The Federal Reserve Board on Thursday released a prompt corrective action against Zia New Mexico Bank, Tucumcari, N.M. The $16.8 million- asset bank was ordered to increase its equity or find a buyer by Feb. 28. Zia New Mexico was also instructed to cut the interest rates it offers on deposit accounts and restrict the bonuses given to senior officers.
This order, signed Jan. 26, does not address another Fed action against the bank from last December. At that time, the bank's management was instructed to speed up its year-2000 preparations.
Separately, the Federal Deposit Insurance Corp. released two cease-and- desist orders.
Bank of Honolulu was cited for operating with "inadequate internal routine and control policies" and without adequate capital. The agency also said the bank was "operating in such a manner as to produce operating losses."
The $93 million-asset bank was ordered to retain qualified management and boost its tier 1 capital to equal 8% of the bank's assets.

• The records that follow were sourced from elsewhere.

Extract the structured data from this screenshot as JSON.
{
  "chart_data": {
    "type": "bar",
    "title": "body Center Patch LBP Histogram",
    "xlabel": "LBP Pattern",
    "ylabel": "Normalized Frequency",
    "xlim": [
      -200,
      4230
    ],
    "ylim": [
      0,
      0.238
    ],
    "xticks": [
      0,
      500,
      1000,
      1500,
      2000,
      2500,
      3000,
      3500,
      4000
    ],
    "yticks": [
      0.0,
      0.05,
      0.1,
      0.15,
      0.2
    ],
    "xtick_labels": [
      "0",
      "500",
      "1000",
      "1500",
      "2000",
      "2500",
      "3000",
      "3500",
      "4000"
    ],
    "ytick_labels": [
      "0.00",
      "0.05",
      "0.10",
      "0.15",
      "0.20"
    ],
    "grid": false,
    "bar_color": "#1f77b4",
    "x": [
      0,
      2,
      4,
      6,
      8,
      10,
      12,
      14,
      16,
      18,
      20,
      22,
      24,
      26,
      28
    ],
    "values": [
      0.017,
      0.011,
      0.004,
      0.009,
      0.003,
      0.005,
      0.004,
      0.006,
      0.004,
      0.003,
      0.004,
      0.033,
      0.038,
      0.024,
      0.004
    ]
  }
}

Bank of Honolulu is also instructed to add a fifth member to its board. The new director is not allowed to be a relative of another board member or an employee of the bank.
The FDIC also made public its order against Pacific Thrift and Loan Co. The order came only weeks after the $181 million-asset thrift had received a prompt corrective action order.
Though the prompt corrective order dealt only with Pacific's capital levels, the cease-and-desist also offered suggestions to improve the thrift's internal policies and management structure.
In a Dec. 31 press release, Pacific Thrift management said they were taking actions to comply with the terms of the order.